I see on your website that you have written reviews, stories and poetry. What role has writing played in your life and how does it connect with your lifelong profession as a librarian?
I decided in fourth grade that I wanted to be a librarian. I loved books and I loved to read. Then in fifth grade, I started to write stories based on the words in our weekly spelling assignments. Soon after this, I expressed my interest in being a writer to my parents. And one of them told me that it would be a tough way to earn a living. I didn’t think I was tough, so I assumed working as a professional writer was out for me. I still wanted to be a librarian, so I kept to this plan. At least I would be surrounded by books and words. So I got the degree and began working in a variety of libraries.
But the writer inside of me started popping out in the 1990s. At first, it was through video and book reviews. Then longer articles came about. Around this time, my interest in Thoreau perked back up, too. On the evening of September 11, 2001, when it seemed as though we were all doomed to disaster by some unknown outside force, I said to myself, “I can’t die yet. I haven’t finished writing my novel!” I spent the next five months writing “Watching Henry,” a novel that brings Henry Thoreau as a short-term time traveler to the year 1999. An agent later pitched it to a few publishers, but no one was interested. It’s back in my desk drawer now. But once you write one book, the next one comes a little easier.

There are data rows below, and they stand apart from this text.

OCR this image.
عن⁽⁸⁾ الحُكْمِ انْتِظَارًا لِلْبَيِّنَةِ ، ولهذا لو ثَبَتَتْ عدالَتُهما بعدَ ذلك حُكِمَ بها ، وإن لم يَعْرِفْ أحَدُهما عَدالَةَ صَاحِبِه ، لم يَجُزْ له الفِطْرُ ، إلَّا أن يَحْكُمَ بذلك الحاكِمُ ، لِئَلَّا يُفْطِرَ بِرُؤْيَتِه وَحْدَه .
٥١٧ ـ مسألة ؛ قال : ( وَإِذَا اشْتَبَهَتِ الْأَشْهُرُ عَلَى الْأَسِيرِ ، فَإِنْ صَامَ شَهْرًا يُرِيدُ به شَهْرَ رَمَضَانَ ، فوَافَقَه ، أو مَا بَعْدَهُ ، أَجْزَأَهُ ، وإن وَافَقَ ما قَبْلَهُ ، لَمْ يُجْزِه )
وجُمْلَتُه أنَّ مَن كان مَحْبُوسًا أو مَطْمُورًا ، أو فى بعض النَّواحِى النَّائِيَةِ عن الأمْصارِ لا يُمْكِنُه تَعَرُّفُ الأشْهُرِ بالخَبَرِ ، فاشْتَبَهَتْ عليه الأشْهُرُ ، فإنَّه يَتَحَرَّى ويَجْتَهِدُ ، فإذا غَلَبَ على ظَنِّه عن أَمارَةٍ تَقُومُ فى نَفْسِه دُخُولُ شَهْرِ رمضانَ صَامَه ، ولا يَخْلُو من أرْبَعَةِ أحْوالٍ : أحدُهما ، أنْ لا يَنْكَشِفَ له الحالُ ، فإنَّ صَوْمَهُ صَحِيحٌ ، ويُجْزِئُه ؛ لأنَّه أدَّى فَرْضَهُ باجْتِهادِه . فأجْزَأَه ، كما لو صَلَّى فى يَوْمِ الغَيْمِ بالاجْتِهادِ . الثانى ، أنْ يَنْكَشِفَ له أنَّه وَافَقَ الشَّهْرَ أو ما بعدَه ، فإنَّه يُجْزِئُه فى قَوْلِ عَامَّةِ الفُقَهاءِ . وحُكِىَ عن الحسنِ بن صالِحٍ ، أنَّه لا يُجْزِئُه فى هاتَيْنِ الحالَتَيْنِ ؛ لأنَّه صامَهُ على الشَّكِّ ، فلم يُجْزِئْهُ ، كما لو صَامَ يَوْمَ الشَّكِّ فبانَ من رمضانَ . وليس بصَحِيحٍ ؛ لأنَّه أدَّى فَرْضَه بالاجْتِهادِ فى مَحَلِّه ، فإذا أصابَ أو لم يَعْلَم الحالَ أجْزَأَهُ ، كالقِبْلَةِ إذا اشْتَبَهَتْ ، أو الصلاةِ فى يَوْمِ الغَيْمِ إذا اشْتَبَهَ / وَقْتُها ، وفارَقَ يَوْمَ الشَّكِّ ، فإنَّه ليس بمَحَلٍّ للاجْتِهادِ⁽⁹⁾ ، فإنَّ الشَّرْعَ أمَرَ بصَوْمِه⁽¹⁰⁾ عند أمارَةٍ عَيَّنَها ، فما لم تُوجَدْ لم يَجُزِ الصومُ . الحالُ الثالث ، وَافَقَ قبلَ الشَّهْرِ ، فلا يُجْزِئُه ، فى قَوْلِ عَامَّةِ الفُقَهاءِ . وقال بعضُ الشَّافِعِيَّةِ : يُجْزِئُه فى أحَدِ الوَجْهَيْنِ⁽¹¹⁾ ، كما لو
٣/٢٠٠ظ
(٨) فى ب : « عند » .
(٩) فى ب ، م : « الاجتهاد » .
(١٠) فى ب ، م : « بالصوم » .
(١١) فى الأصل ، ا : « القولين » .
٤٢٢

It has been a terrific experience to see all of the sides of the publishing business: from reader and librarian, to casual writer and published author. Now I work part-time in a used bookstore, which brings the process full circle. Each one of these volumes and authors went through the same kinds of dilemmas and decisions that I faced. Each book is its own story, separate from the one it tells on the page. I appreciate them even more now.

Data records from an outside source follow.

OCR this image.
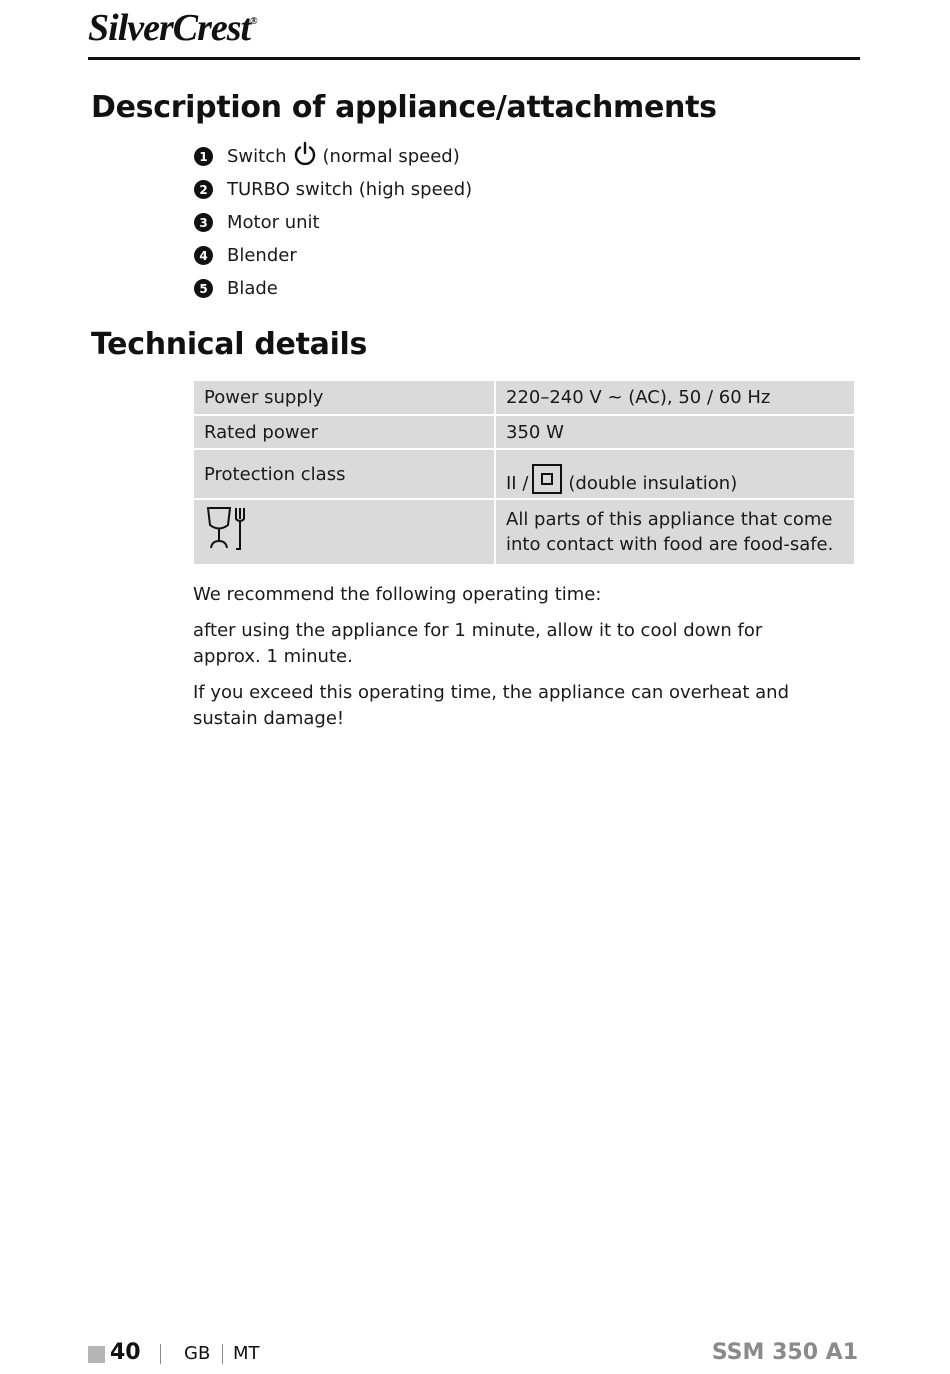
SilverCrest®
Description of appliance/attachments
1 Switch (normal speed)
2 TURBO switch (high speed)
3 Motor unit
4 Blender
5 Blade
Technical details
Power supply	220–240 V ~ (AC), 50 / 60 Hz
Rated power	350 W
Protection class	II / (double insulation)

	All parts of this appliance that come into contact with food are food-safe.

We recommend the following operating time:

after using the appliance for 1 minute, allow it to cool down for approx. 1 minute.

If you exceed this operating time, the appliance can overheat and sustain damage!

40 GB MT	SSM 350 A1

I do have moments when I question my original choice. Should I have let someone talk me out of becoming a writer, long ago? What books could I have written between then and now? And yet: all of the professional and personal turns I’ve taken have led me to this moment. I wouldn’t have written about Thoreau’s “Journey West” if I hadn’t been working as a librarian in northern Illinois. I wouldn’t have written Thoreau for Kids if I hadn’t been familiar with the series as a librarian first and gotten the idea from the Mark Twain book. Everything is connected. (And I do write about more subjects than just Mr. Thoreau, too.)